Она покачала головой, а Клык снова оскалился. Да что же тут такого произошло?
— Ты ведь не убьешь меня, правда? — тихо спросила Ярви, отступая к двери. — Не убивай, пожалуйста…
За окном темнота, Ярви спит, нервно вздрагивая во сне. Тени смягчают черты лица, гладят волосы, скользят по губам, спускаются по шее, чтобы клубком темноты свернуться меж ключиц. А ему только и остается, что смотреть и завидовать теням, которые не понимают, сколь много им дано.

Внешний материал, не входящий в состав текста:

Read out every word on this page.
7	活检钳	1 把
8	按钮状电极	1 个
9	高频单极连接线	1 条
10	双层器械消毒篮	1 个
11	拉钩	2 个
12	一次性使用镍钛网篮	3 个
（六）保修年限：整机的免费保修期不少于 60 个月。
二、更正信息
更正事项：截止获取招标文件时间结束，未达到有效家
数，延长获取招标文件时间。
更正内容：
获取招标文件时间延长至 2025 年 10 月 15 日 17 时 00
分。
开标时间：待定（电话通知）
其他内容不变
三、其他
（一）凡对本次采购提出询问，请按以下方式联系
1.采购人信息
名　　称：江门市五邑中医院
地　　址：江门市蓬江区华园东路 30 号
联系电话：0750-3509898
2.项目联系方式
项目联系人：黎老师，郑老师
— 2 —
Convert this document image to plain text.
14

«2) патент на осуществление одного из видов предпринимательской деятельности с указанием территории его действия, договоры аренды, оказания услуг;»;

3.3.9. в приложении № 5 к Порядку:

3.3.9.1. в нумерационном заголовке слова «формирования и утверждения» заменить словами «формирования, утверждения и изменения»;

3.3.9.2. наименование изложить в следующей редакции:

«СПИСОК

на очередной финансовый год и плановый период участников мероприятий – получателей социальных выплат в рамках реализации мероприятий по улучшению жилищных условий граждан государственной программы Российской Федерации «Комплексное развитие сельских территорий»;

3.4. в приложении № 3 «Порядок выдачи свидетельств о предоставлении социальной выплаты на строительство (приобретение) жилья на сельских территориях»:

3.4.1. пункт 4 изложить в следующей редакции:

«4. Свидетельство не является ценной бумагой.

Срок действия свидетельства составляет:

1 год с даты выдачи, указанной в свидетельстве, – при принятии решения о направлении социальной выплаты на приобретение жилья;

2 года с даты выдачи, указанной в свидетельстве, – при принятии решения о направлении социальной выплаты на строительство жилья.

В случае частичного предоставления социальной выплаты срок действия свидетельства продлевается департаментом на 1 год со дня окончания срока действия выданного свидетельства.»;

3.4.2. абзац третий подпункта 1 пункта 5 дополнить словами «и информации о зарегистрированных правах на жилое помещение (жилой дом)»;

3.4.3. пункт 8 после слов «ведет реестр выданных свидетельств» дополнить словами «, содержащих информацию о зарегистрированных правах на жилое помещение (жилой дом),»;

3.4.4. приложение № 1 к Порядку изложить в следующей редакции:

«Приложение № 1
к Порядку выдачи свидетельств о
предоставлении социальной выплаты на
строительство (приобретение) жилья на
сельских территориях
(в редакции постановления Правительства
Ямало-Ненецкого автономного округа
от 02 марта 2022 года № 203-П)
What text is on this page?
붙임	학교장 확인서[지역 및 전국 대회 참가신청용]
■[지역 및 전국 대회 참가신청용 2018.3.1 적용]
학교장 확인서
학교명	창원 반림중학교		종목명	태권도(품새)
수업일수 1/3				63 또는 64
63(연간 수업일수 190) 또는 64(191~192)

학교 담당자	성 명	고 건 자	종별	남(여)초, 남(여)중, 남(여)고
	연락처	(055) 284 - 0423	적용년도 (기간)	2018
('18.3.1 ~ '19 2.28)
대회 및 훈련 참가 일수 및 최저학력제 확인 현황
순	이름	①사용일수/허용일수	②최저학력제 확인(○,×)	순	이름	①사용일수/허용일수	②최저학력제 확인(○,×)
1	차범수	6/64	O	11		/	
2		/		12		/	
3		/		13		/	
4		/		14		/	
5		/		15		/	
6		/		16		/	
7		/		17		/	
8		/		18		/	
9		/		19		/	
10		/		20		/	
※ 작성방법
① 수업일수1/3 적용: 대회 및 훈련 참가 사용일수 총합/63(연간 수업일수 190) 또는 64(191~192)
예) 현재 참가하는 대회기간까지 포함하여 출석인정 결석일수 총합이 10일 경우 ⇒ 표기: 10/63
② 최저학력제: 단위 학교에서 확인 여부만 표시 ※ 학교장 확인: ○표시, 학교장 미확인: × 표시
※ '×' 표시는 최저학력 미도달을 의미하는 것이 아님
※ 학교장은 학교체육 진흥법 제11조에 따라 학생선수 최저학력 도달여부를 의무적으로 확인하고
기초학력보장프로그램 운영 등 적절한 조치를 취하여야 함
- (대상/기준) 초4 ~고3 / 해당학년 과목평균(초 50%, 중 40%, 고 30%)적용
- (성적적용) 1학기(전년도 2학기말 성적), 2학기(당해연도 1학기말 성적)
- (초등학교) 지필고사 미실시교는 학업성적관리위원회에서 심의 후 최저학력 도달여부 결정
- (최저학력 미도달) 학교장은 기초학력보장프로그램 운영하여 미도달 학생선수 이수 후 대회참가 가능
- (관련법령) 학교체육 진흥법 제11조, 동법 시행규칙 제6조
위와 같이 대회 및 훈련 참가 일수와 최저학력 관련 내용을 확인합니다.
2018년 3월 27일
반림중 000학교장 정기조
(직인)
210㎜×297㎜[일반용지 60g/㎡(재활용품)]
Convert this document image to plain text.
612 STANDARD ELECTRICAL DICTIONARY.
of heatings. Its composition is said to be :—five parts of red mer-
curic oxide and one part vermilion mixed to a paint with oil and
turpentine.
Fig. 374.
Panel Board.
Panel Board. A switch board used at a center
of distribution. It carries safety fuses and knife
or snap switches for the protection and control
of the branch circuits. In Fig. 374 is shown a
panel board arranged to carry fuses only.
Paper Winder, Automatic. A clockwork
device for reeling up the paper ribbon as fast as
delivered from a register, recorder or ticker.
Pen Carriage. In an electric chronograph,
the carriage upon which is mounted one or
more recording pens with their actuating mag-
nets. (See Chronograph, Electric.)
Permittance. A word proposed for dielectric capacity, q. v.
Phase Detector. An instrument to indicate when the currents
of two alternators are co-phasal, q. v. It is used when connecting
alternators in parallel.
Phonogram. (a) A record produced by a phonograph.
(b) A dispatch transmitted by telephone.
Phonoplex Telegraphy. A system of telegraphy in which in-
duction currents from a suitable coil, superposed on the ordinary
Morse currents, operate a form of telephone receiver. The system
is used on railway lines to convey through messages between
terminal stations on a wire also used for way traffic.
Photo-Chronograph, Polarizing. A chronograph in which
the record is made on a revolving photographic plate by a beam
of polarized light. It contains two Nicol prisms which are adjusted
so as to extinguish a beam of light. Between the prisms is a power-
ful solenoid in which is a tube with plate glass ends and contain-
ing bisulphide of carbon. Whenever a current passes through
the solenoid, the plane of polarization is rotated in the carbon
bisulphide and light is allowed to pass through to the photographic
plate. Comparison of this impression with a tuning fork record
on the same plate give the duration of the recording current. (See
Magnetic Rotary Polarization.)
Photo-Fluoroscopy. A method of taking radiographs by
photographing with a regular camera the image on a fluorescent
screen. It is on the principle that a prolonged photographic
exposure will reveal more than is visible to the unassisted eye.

На столе белый лист, писать не получается: мысли путанные и беспомощные, как мальки в ведре. Ярви его боится. Все в деревне его боятся, но Фоме нет дела до всех. Все — это слишком много, а вот Ярви… утром пришлось успокаивать, убеждать, уговаривать… она поверила, вроде бы поверила, но все равно старалась не подходить близко. Больно и несправедливо.
«Я не знаю, что именно привело Ярви в больший ужас: то, что я убил троих человек, или то, что я выжил, хотя должен был умереть. Из ее рассказа удалось узнать, что я пришел домой сам, весь в крови. Особенно Ярви испугал нож в моей руке, и то, что я пытался говорить».
Фома отложил ручку, не получалось, ничего не получалось. Он хорошо помнил и слабость, и боль, и дыру в боку, сквозь которую розовыми пузырями вытекала кровь. Запах помнил, темную шею раненого, и то, как давился, захлебываясь теплой солоноватой жидкостью, но глотал, потому что хотел выжить. Выжил, и еще утром радовался этому, а теперь… его боялись. И Ярви, и Михель, и остальные тоже — Фома сходил к колодцу, не столько за водой, сколько для того, чтобы убедится в своих опасениях.
Молчание. Любопытные взгляды, быстрые, скользящие, чтобы не дай бог не заметил этого неназойливого, приправленного страхом внимания.
«Неужели кому-то жаль этих троих? Ведь все же понимают, что окажись на моем месте кто-то другой, то деревня скорее всего лишилась бы и стада, и пастуха. Понимают, но продолжают жалеть их, возмущаясь тем, что я не только убил, но и выжил. Неужели моя смерть примирила бы их с фактом убийства? Не понимаю, хотя честно пытаюсь понять».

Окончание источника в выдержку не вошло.